# I'm probably the last guy to find this out...



## oskisan (Mar 4, 2015)

I am probably the last guy to find this out, but I gave Pete (hyperformance stingray) a call today and found out that they no longer make seat shock kits. I was really disappointed as I need around 4 kits to complete several of my bikes and cannot get them anymore. Does anyone have any kits they are willing to part with? Is there anyone making these anywhere anymore?

Thanks,
Ken


----------



## rfeagleye (Mar 16, 2015)

Ken,

They show up on eBay from time to time, just keep an eye out for them there. Make sure to look for the "hammered chrome" look to the shock tubes, not the all chrome tubes.

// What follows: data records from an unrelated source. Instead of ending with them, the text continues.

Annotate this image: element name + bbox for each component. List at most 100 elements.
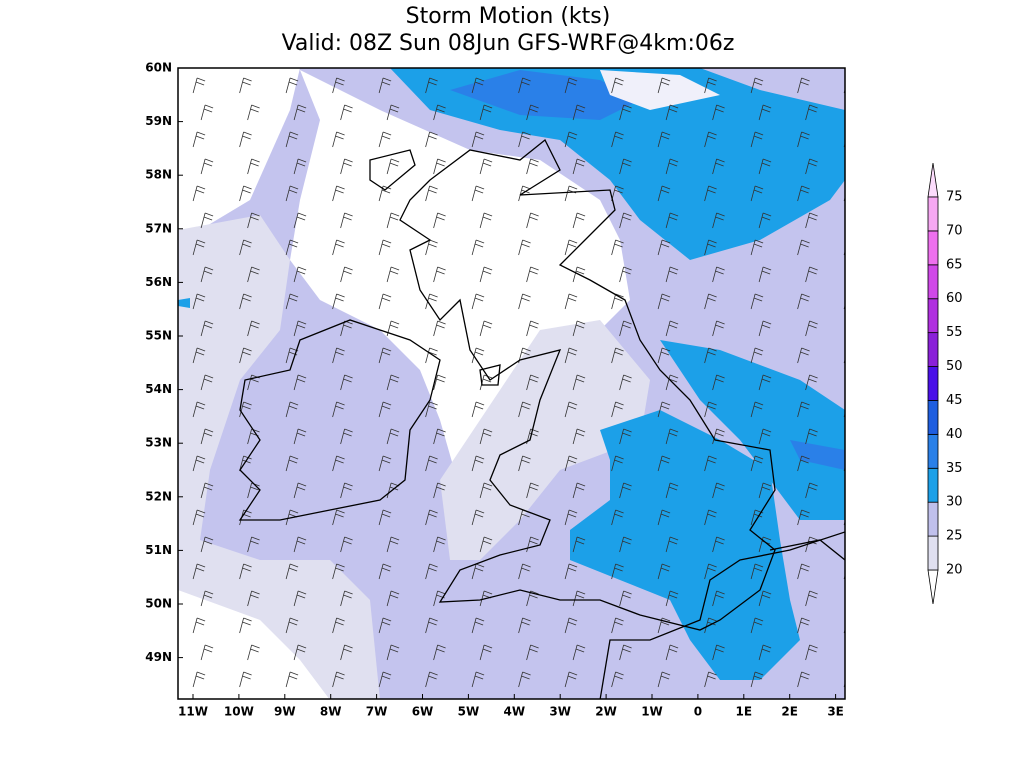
wind-barb (572, 374, 586, 391)
wind-barb (805, 374, 818, 391)
y-tick-label: 51N (145, 543, 172, 557)
wind-barb (526, 536, 539, 553)
wind-barb (797, 131, 810, 148)
wind-barb (479, 266, 493, 283)
x-tick-label: 10W (224, 705, 254, 719)
colorbar-label: 60 (946, 291, 963, 306)
wind-barb (285, 401, 299, 418)
wind-barb (843, 304, 845, 310)
wind-barb (518, 77, 531, 94)
wind-barb (758, 590, 772, 607)
x-tick-label: 11W (178, 705, 208, 719)
wind-barb (192, 617, 206, 634)
wind-barb (758, 428, 772, 445)
wind-barb (758, 158, 772, 175)
wind-barb (340, 158, 353, 175)
wind-barb (340, 266, 353, 283)
border (769, 539, 845, 561)
wind-barb (750, 455, 764, 472)
wind-barb (623, 698, 625, 699)
colorbar-extension (927, 569, 939, 605)
wind-barb (704, 617, 717, 634)
wind-barb (378, 401, 392, 418)
wind-barb (657, 563, 671, 580)
wind-barb (619, 104, 632, 121)
y-tick-label: 50N (145, 597, 172, 611)
colorbar-label: 40 (946, 427, 963, 442)
colorbar-swatch (927, 298, 939, 334)
wind-barb (386, 644, 400, 661)
wind-barb (564, 509, 578, 526)
coastline (479, 364, 501, 386)
wind-barb (665, 428, 679, 445)
wind-barb (479, 644, 493, 661)
wind-barb (665, 212, 679, 229)
wind-barb (293, 212, 307, 229)
wind-barb (479, 104, 493, 121)
wind-barb (750, 293, 764, 310)
wind-barb (192, 671, 206, 688)
map (178, 68, 864, 699)
wind-barb (200, 212, 214, 229)
wind-barb (564, 671, 578, 688)
wind-barb (390, 698, 393, 699)
wind-barb (564, 455, 578, 472)
wind-barb (704, 401, 717, 418)
wind-barb (386, 158, 400, 175)
field-high (450, 70, 640, 120)
x-tick-label: 7W (366, 705, 388, 719)
wind-barb (572, 644, 586, 661)
wind-barb (239, 131, 252, 148)
wind-barb (665, 536, 679, 553)
wind-barb (433, 158, 446, 175)
wind-barb (572, 158, 586, 175)
wind-barb (750, 401, 764, 418)
wind-barb (805, 266, 818, 283)
wind-barb (797, 563, 810, 580)
wind-barb (657, 239, 671, 256)
wind-barb (619, 212, 632, 229)
wind-barb (239, 185, 252, 202)
colorbar-label: 25 (946, 529, 963, 544)
wind-barb (332, 239, 345, 256)
wind-barb (750, 347, 764, 364)
wind-barb (843, 520, 845, 526)
wind-barb (852, 321, 864, 336)
wind-barb (704, 293, 717, 310)
wind-barb (564, 347, 578, 364)
wind-barb (809, 698, 811, 699)
wind-barb (712, 104, 725, 121)
wind-barb (293, 320, 307, 337)
wind-barb (332, 293, 345, 310)
wind-barb (433, 374, 446, 391)
wind-barb (852, 105, 864, 120)
wind-barb (750, 185, 764, 202)
coastline (599, 531, 845, 699)
wind-barb (518, 563, 531, 580)
wind-barb (433, 428, 446, 445)
wind-barb (758, 104, 772, 121)
wind-barb (293, 428, 307, 445)
colorbar-extension (927, 162, 939, 198)
wind-barb (332, 455, 345, 472)
wind-barb (572, 320, 586, 337)
wind-barb (530, 698, 532, 699)
wind-barb (797, 77, 810, 94)
wind-barb (852, 267, 864, 282)
wind-barb (704, 239, 717, 256)
wind-barb (526, 320, 539, 337)
wind-barb (285, 671, 299, 688)
x-tick-label: 0 (694, 705, 702, 719)
wind-barb (386, 374, 400, 391)
wind-barb (669, 698, 672, 699)
wind-barb (576, 698, 579, 699)
wind-barb (665, 158, 679, 175)
wind-barb (471, 563, 485, 580)
wind-barb (433, 104, 446, 121)
wind-barb (572, 482, 586, 499)
wind-barb (293, 374, 307, 391)
wind-barb (425, 563, 438, 580)
wind-barb (378, 563, 392, 580)
wind-barb (619, 428, 632, 445)
wind-barb (712, 266, 725, 283)
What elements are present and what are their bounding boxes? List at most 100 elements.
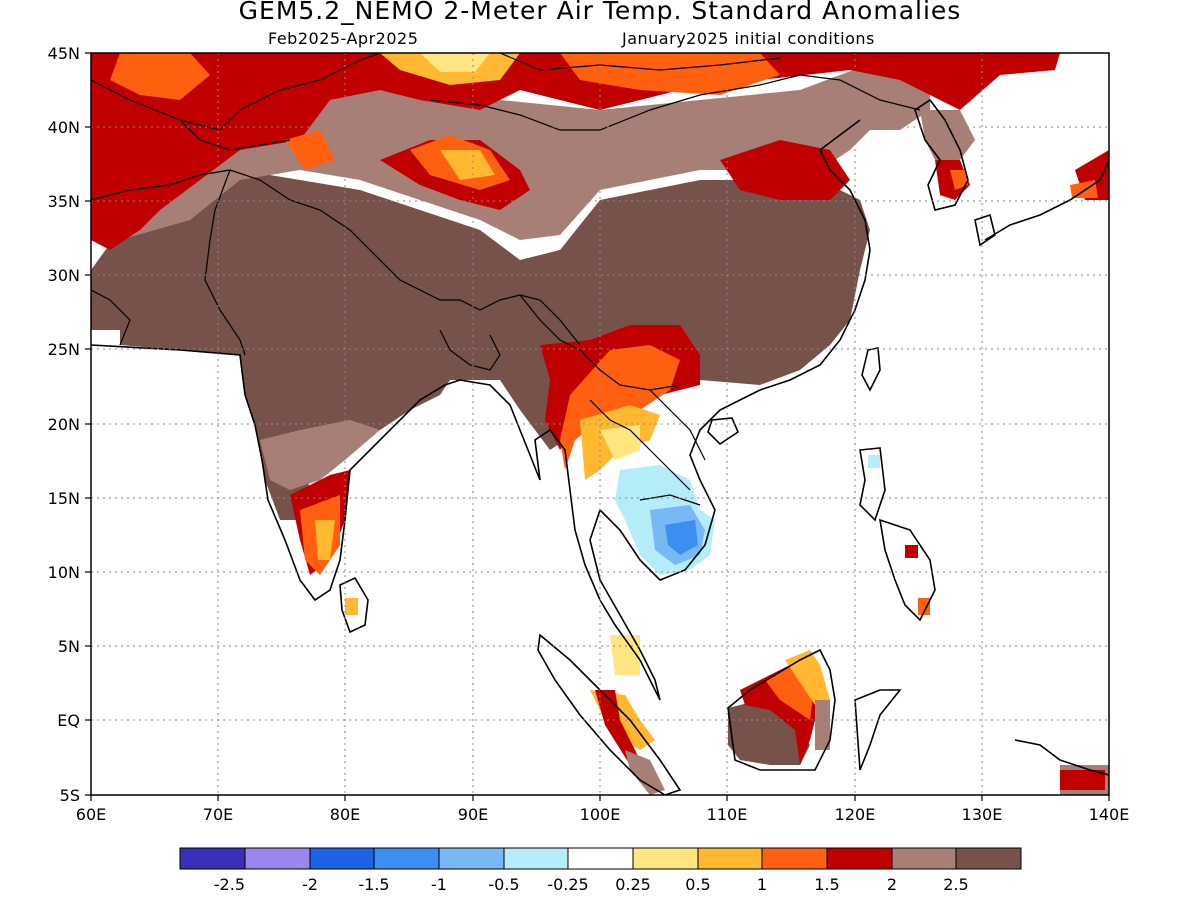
anomaly-region-amber-borneo (785, 650, 830, 705)
lon-labels: 60E 70E 80E 90E 100E 110E 120E 130E 140E (76, 805, 1130, 824)
anomaly-region-orange-west (285, 130, 335, 170)
lat-label-eq: EQ (57, 711, 80, 730)
legend-label: -2.5 (214, 875, 245, 894)
legend-swatch (632, 847, 699, 870)
anomaly-region-orange-japan (1070, 180, 1098, 198)
lat-label-35: 35N (48, 192, 80, 211)
anomaly-region-orange-korea (950, 170, 968, 190)
anomaly-region-red-philippines (905, 545, 918, 558)
anomaly-region-yellow-north (420, 53, 490, 72)
lon-label-110: 110E (707, 805, 748, 824)
border-laos-vietnam (649, 389, 706, 461)
legend-swatch (438, 847, 505, 870)
legend-swatches (179, 847, 1022, 870)
coastline-philippines-south (878, 518, 936, 622)
anomaly-region-taupe-borneo-west (815, 700, 830, 750)
anomaly-region-yellow-indochina (600, 425, 640, 460)
anomaly-region-red-china-east (720, 140, 850, 200)
lat-label-5s: 5S (60, 786, 80, 805)
border-pakistan-india (204, 169, 246, 356)
legend-swatch (503, 847, 569, 870)
anomaly-region-orange-indochina-north (560, 345, 680, 470)
border-mongolia-china (429, 74, 921, 131)
lat-label-45: 45N (48, 44, 80, 63)
border-afghanistan (91, 169, 231, 201)
coastline-korea (914, 98, 969, 211)
coastline-borneo (727, 648, 836, 771)
lat-label-25: 25N (48, 340, 80, 359)
legend-label: -1.5 (358, 875, 389, 894)
legend-swatch (826, 847, 893, 870)
country-borders (91, 53, 921, 506)
legend-swatch (309, 847, 375, 870)
border-thailand-laos (589, 399, 691, 491)
lat-label-10: 10N (48, 563, 80, 582)
lon-label-140: 140E (1089, 805, 1130, 824)
coastline-sri-lanka (339, 576, 369, 634)
legend-label: -0.25 (547, 875, 588, 894)
anomaly-region-taupe-india (260, 420, 380, 490)
forecast-period: Feb2025-Apr2025 (268, 29, 419, 48)
anomaly-field (91, 53, 1109, 795)
lon-label-90: 90E (458, 805, 488, 824)
coastline-asia-mainland (91, 119, 871, 701)
border-iran-pakistan (91, 289, 131, 346)
legend-swatch (179, 847, 246, 870)
coastline-hainan (707, 417, 739, 446)
anomaly-region-yellow-malaya (610, 635, 640, 675)
anomaly-region-red-new-guinea (1060, 770, 1105, 790)
legend-swatch (373, 847, 440, 870)
lon-label-70: 70E (203, 805, 233, 824)
initial-conditions: January2025 initial conditions (622, 29, 875, 48)
anomaly-region-amber-south-india (315, 520, 335, 560)
anomaly-region-amber-sri-lanka (345, 598, 358, 615)
anomaly-region-orange-mindanao (918, 598, 930, 615)
lon-label-120: 120E (835, 805, 876, 824)
legend-label: 0.25 (615, 875, 651, 894)
legend-label: -0.5 (488, 875, 519, 894)
lat-label-40: 40N (48, 118, 80, 137)
legend-label: 2 (887, 875, 897, 894)
anomaly-region-brown-borneo (728, 700, 810, 765)
border-myanmar-china (519, 294, 681, 391)
coastline-sulawesi (854, 689, 902, 771)
coastline-japan (984, 159, 1109, 241)
anomaly-region-red-north (91, 53, 1000, 250)
legend-label: 0.5 (685, 875, 710, 894)
lat-label-15: 15N (48, 489, 80, 508)
anomaly-region-taupe-korea (920, 110, 975, 160)
legend-swatch (955, 847, 1022, 870)
border-central-asia (179, 119, 291, 151)
map-title: GEM5.2_NEMO 2-Meter Air Temp. Standard A… (238, 0, 962, 25)
lon-label-100: 100E (580, 805, 621, 824)
legend-swatch (697, 847, 763, 870)
legend-swatch (891, 847, 957, 870)
anomaly-region-orange-north (110, 53, 210, 100)
legend-labels: -2.5 -2 -1.5 -1 -0.5 -0.25 0.25 0.5 1 1.… (214, 875, 969, 894)
lat-labels: 45N 40N 35N 30N 25N 20N 15N 10N 5N EQ 5S (48, 44, 80, 805)
anomaly-region-taupe-sumatra (625, 750, 665, 795)
border-bangladesh (439, 329, 501, 371)
anomaly-region-lightblue-philippines (868, 455, 880, 468)
lat-label-5: 5N (58, 637, 80, 656)
legend-label: 1 (757, 875, 767, 894)
anomaly-region-amber-tarim (440, 150, 495, 180)
legend-swatch (761, 847, 828, 870)
lon-label-80: 80E (330, 805, 360, 824)
lon-label-60: 60E (76, 805, 106, 824)
anomaly-region-blue-cambodia (665, 520, 698, 555)
border-himalaya (229, 169, 581, 346)
legend-label: 2.5 (943, 875, 968, 894)
anomaly-region-red-northeast (990, 53, 1060, 75)
coastline-luzon (859, 447, 886, 522)
color-legend: -2.5 -2 -1.5 -1 -0.5 -0.25 0.25 0.5 1 1.… (179, 847, 1022, 894)
coastline-kyushu (974, 213, 996, 247)
gridlines (91, 53, 1109, 795)
border-mongolia-russia (499, 53, 781, 71)
lat-label-30: 30N (48, 266, 80, 285)
legend-label: 1.5 (814, 875, 839, 894)
lon-label-130: 130E (962, 805, 1003, 824)
anomaly-region-brown (91, 170, 870, 520)
anomaly-region-orange-mongolia (560, 53, 780, 95)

As an example, not correct, Made in China:

http://www.ebay.com/itm/Chrome-Bana...447?pt=LH_DefaultDomain_0&hash=item43d928206f

Same kit, cheaper here:

http://www.ebay.com/itm/Chrome-Susp...773?pt=LH_DefaultDomain_0&hash=item53e3a7549d

This is the one you want:

http://www.ebay.com/itm/Schwinn-Kra...D&orig_cvip=true&rt=nc&_trksid=p2047675.l2557


----------



## oskisan (Mar 16, 2015)

I think I already have a pair of the cheap ones... The bottom plastic retainers caps (black caps) are flimsy plastic an broke.

I also had someone online tell me that he had an NOS chainguard to sell for $100, then whipped out a 1999 repopped chainguard. Interesting what people consider NOS (New Old Sorta)?

Thanks,
Ken


----------



## rfeagleye (Mar 16, 2015)

*NOS isn't what is used to be kids...*

Yeah, with Schwinn bikes a lot of parts are NOS, but 90's NOS, not 60's and 70's NOS. Which stinks for the new collectors, because it is REALLY confusing if you don't know what you're looking for (not suggesting you are a new collector, just mean anyone coming into the hobby). 

If I sell something that is 1990's NOS, I describe it as the Schwinn Classic Line, and mention the 1990's production...other people that sell, well...


----------